Gidi had a start-up company called Cellaris based on a unique foaming process developed in his lab, which can produce ceramic foams with a void fracture of about 98% (i.e., a durable material that is mostly air voids), which was sold to an Indian company that received the rights to use the process. In 2018, Prof. Gidi Garder, Prof. Avner Rothschild, and Dr. Chen Dotan founded H2Pro, which is based on the E-TAC process described above. The company started operating at the Technion with a small staff of 5 people, and then moved to its current site in Caesarea. The company deals with scale-up of the production process to industrial dimensions. Today, the company already has over 80 employees, many of them are Technion alumni. Just recently, a $75 million investment round was concluded that will enable the company to operate in the coming years and establish a manufacturing plant in the Galilee during 2023.
“There is no doubt that Process Engineering is at the core profession of Chemical Engineering,” says Gidi. “This core sets our discipline apart. The ability to scale-up chemical processes is a key pillar in the success of the ventures I have described, and in the success of other startups and the existing process industry. I highly recommend undergraduate students interested in graduate degrees to take the ‘final research’ course or a research project offered in our department, or work as a student in the labs of faculty members.”

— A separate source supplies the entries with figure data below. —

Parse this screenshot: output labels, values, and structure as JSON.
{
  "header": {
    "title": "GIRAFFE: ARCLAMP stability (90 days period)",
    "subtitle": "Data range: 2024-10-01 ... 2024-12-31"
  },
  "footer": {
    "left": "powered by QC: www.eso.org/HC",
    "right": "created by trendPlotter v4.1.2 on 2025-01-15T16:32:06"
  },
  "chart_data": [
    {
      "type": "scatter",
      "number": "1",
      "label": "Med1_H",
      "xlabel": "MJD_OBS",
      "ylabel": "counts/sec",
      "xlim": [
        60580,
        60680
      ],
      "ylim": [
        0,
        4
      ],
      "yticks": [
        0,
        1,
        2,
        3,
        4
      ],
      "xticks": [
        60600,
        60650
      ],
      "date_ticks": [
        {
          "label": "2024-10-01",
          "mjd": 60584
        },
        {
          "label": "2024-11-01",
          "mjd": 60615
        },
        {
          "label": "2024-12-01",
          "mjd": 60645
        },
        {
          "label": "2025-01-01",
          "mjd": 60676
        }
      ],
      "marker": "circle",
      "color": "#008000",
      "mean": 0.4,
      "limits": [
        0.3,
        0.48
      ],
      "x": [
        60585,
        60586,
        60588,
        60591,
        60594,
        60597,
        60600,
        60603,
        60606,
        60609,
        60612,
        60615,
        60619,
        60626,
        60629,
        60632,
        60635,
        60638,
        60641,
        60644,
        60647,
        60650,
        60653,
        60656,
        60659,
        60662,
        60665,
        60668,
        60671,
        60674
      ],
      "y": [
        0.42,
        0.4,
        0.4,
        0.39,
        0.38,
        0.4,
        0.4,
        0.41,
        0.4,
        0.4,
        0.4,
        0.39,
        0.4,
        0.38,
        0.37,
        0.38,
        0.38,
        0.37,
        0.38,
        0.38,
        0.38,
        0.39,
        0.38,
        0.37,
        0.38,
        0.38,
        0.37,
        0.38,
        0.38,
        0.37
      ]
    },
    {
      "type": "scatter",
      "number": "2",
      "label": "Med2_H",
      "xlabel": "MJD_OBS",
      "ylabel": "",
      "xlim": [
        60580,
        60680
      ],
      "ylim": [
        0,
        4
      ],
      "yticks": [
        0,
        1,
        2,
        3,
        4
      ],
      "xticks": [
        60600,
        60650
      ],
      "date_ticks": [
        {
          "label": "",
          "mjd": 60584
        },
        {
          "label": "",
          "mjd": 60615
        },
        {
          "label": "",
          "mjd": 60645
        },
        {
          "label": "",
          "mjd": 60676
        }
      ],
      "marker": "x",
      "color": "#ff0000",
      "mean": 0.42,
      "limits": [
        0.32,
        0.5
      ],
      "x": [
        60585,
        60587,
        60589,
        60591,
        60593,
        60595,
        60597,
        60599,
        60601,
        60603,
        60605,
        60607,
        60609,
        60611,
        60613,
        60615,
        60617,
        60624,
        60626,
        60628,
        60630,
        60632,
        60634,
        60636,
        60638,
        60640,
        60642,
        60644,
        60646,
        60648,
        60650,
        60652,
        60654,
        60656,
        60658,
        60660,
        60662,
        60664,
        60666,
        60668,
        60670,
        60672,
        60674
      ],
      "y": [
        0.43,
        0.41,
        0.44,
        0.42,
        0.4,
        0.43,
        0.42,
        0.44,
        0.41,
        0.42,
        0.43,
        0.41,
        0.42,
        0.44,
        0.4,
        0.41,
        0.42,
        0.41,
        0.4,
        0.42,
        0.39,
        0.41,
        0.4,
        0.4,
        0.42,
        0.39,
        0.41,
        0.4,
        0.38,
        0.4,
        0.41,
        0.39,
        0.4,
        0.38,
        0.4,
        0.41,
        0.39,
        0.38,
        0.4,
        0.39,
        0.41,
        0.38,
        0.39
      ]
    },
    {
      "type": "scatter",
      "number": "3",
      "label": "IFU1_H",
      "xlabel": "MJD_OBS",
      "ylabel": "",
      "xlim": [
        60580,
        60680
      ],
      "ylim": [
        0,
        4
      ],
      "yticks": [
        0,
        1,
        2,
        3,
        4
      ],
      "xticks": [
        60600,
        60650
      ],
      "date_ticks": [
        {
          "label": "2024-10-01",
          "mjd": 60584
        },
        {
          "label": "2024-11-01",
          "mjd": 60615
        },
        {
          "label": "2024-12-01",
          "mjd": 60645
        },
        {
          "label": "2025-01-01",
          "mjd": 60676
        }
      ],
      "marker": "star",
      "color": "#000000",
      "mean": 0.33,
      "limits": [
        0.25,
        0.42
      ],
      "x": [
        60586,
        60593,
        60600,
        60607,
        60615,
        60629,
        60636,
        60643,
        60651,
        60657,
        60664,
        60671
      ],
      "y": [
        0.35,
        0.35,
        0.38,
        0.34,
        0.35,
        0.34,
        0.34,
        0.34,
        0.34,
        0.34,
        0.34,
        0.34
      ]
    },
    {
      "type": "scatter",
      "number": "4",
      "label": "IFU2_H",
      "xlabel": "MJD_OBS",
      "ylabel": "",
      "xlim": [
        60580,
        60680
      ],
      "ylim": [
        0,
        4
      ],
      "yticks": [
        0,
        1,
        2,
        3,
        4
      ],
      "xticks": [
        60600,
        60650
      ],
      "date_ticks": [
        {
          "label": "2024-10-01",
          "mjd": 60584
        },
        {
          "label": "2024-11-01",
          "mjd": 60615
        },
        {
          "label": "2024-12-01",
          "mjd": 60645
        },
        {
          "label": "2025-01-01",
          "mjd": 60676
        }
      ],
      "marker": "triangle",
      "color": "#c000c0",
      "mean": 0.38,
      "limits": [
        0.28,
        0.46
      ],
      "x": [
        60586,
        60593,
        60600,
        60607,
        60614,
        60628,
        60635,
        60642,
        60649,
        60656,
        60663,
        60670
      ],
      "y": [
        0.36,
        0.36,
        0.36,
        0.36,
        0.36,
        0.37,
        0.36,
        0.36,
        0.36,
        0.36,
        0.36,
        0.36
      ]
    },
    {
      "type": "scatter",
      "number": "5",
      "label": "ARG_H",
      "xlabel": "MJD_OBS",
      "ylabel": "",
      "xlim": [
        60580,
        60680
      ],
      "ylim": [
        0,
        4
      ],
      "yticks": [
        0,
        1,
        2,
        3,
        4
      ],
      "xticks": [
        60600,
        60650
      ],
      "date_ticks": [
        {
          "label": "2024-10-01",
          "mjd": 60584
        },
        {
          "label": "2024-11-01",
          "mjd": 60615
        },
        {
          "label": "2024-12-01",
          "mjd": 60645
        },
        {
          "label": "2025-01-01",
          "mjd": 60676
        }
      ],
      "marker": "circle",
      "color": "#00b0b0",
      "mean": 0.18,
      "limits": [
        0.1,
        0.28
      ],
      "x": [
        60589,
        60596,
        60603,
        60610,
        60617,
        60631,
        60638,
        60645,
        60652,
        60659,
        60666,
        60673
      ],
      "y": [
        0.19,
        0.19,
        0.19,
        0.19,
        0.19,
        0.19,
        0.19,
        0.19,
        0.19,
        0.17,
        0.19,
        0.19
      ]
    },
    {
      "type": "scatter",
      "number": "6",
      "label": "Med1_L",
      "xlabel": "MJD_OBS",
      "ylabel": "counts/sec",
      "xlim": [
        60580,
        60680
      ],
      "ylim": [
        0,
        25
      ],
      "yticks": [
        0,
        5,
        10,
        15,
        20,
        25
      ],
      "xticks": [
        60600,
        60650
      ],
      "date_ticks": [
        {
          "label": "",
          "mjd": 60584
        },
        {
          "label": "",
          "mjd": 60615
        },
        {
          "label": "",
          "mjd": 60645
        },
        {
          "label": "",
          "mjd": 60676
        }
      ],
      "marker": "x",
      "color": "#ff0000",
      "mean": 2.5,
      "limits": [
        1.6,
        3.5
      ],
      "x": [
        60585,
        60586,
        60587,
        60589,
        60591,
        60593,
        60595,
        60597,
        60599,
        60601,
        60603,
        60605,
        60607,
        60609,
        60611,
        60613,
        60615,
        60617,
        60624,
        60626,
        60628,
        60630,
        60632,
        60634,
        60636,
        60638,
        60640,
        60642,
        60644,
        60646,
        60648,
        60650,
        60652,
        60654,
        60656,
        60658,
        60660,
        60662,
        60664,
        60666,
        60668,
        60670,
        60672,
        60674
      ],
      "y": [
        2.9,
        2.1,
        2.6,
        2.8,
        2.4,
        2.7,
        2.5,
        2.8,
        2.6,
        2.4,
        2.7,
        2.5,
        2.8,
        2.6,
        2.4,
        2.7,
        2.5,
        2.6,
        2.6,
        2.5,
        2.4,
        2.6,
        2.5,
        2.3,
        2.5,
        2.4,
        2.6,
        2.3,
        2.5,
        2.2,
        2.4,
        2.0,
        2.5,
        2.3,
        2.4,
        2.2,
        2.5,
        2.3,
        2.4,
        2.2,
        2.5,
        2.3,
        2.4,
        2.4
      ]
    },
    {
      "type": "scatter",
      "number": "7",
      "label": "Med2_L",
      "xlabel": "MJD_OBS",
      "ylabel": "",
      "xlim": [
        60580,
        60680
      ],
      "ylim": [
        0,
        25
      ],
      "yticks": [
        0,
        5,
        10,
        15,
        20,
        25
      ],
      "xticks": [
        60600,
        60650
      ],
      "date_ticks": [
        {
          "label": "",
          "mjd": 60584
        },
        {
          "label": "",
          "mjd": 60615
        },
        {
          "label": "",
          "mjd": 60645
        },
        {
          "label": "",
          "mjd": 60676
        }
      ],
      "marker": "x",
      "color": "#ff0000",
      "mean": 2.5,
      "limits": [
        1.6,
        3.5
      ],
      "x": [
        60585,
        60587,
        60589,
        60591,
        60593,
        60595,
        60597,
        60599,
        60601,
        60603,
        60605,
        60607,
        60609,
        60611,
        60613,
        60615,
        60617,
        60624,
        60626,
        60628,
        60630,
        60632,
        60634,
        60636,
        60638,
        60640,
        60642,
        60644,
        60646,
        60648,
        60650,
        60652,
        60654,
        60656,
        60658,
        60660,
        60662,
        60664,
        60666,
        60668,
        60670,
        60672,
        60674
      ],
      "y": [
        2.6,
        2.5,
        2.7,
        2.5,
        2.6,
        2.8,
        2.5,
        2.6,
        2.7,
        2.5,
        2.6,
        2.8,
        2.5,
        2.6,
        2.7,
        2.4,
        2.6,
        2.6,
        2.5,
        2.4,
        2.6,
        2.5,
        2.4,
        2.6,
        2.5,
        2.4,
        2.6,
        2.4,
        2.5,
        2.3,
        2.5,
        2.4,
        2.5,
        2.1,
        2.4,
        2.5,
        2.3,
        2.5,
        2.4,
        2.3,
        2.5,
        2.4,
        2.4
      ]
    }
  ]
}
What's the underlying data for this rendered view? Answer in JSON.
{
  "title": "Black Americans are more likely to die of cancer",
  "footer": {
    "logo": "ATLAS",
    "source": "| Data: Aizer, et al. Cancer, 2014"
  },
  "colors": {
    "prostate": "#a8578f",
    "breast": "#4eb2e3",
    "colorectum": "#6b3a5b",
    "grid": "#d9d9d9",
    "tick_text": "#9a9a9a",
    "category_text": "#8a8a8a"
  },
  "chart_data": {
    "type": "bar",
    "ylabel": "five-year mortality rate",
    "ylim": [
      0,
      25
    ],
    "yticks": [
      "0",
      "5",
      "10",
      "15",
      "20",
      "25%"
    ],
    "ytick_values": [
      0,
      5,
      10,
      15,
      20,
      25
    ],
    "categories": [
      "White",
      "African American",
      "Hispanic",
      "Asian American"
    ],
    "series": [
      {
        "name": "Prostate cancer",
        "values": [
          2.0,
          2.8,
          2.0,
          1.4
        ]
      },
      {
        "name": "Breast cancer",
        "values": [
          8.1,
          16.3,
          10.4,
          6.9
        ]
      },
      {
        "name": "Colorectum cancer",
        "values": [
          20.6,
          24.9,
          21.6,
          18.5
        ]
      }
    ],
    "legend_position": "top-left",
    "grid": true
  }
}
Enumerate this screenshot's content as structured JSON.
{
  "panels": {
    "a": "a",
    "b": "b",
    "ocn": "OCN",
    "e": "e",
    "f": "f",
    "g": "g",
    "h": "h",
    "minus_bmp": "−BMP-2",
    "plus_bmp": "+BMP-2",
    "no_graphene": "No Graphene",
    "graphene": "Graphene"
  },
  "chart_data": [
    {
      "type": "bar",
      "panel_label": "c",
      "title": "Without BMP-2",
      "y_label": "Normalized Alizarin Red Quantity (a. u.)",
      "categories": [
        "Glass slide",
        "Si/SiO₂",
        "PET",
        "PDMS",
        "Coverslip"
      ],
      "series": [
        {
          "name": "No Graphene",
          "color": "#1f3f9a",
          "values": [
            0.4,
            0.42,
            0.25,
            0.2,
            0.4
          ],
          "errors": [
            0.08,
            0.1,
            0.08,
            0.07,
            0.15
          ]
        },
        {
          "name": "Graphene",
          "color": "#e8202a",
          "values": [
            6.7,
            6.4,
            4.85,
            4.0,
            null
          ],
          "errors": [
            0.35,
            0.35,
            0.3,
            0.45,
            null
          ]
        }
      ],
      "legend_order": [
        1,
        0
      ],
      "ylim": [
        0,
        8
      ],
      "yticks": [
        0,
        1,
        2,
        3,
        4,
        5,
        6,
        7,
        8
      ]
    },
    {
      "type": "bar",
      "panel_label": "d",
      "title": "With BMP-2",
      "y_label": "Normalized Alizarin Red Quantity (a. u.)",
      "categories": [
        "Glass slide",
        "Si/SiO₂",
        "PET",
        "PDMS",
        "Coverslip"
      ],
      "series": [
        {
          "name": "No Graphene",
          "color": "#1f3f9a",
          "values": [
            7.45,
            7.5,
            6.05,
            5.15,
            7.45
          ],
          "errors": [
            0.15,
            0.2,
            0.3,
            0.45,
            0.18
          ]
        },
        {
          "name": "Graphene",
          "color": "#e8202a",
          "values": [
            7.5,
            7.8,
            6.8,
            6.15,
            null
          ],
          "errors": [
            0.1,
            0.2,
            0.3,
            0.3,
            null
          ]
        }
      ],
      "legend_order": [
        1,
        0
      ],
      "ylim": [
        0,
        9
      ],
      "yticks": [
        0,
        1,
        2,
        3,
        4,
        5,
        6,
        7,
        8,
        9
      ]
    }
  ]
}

“It is a great privilege to teach and perform exciting research at the Technion and at our department in particular with excellent students for many years,” says Gidi. “Our department is very family-like. We have been blessed with wonderful students who care about their friends, and the department. We have a lot of good will and a willingness to help each other, and we must preserve these qualities. I’d like to take this opportunity and ask our students to be our ambassadors outside the Technion, spreading the work about the exciting work that awaits additional candidate students.”